Иоанн убрал руку с шеи и встал с колен. Он сверлящим взглядом смотрел на Эгиля, желая выслушать каждое его слово, каждый гнусный звук.

– Эгиль Улыбчивый? Твоё имя все забудут. – без какой-либо жалости спокойно сказал Иоанн.


– "Эгиль"? Ха-ха-ха! Ты думаешь, я всё это время говорил с тобой, показывая настоящее имя? Ты тупее, чем пытаешься показаться. Как ты вообще стал лидером, будучи таким конченым идиотом? Готов поспорить: даже те придурки снаружи могли бы догадаться, что когда-нибудь кто-то придёт по твою голову. Моё настоящее имя ты даже не достоин услышать перед смертью, ублюдок. Что скажешь напоследок? Давай же, говори скорее, пока вся твоя поганая кровь не впиталась в гнилые земли Ан. А?! Чего молчишь?! Хочешь запомнить лицо убийцы и вернуться призраком? Именно, ты ведь и способен лишь на обман и запугивание, смотри не испусти дух слишком рано, ещё столько ласковых слов хочется тебе сказать, урод.


– Эгиль, ты веришь в людское цунами? – не поднимая глаз на Эгиля, Иоанн спокойно встал и, глядя в пол, задал этот странный вопрос.

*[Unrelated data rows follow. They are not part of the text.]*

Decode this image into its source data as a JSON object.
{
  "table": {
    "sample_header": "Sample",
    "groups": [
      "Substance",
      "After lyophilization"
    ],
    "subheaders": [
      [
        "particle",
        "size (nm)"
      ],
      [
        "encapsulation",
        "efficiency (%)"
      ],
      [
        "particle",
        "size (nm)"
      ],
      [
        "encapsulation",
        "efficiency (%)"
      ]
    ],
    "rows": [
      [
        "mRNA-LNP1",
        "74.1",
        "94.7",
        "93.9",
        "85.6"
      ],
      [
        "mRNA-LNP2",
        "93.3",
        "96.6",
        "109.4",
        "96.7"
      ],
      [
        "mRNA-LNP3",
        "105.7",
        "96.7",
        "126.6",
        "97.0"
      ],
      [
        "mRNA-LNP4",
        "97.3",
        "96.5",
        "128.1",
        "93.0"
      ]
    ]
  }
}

Именно в этот момент Эгиль наконец заметил отсутствие крови на ладони, которой Иоанн придерживал рану на шее. А после Эгиль быстро кинул взгляд на шею, но на ней не было даже следов раны – только пятна крови на полу. В этот момент его охватил ужас. Буквально минуту назад он был на апогее и практически выполнил цель всей своей жизни, совершив кровавое возмездие, но сейчас будто боги сыграли с ним в злую шутку. "Волны людей растекаются мирным потоком, Эгиль, я стану цунами, который изменит их слабое течение." – это стало последним, что Эгиль услышал. Один миг, и предатель даже не успел испугаться, как из пятен крови на полу вылетели штыки и вонзились ему прямо в мозг и сердце. Эгиль упал замертво и пролил свою собственную кровь, смешав её с той, что Иоанн проливал десятки раз в своей опочивальне. Кровь проигравших.

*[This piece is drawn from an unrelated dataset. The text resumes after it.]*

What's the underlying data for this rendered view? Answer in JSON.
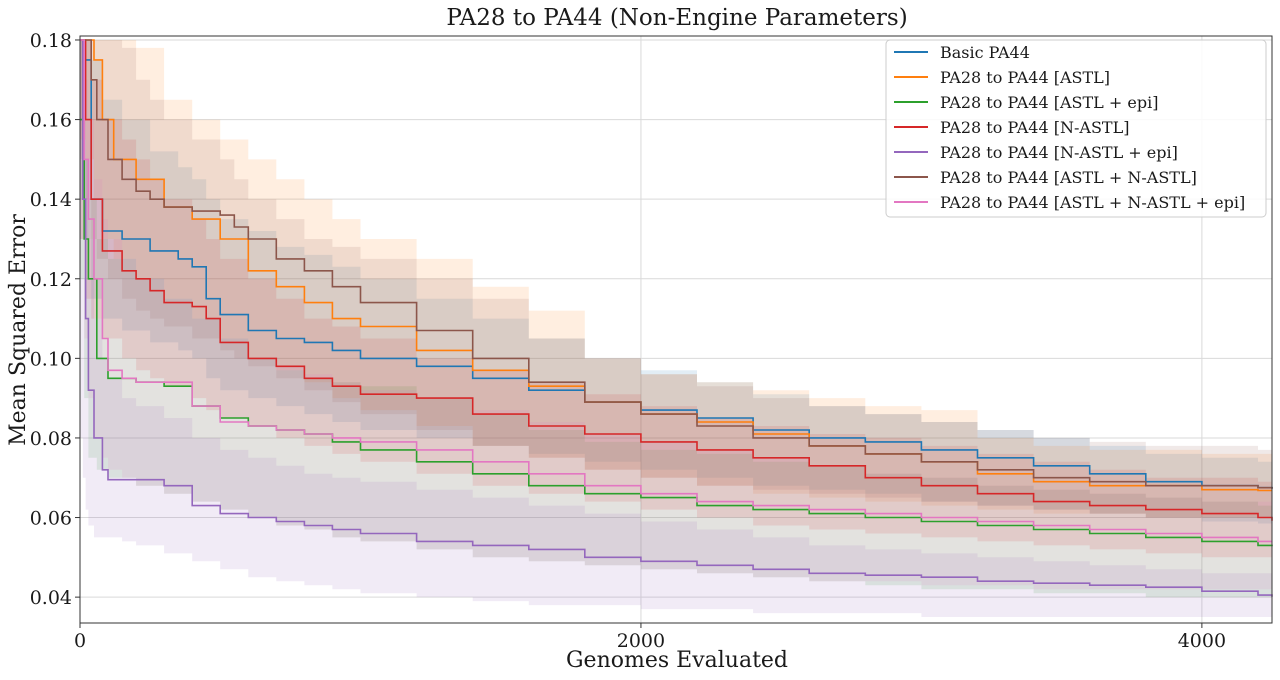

7Элементаль – существо-войдер, имеющее возможность базово использовать войдерум безо всякого обучения и неспособное изменить стихию или выучить новую, однако для полного освоения войдерума им требуется обучение. Элементали рождаются с определённой стихией и могут свободно ей управлять на протяжении всей жизни.
8Дажвог – (применимо к существам и предметам мужского рода) одно из самых популярных оскорблений в Ховаке, означающее в самой грубой форме: "мудак". Корень: "дажв" (алчность). К женщинам применяется это оскорбление с окончанием: "а" (дажва).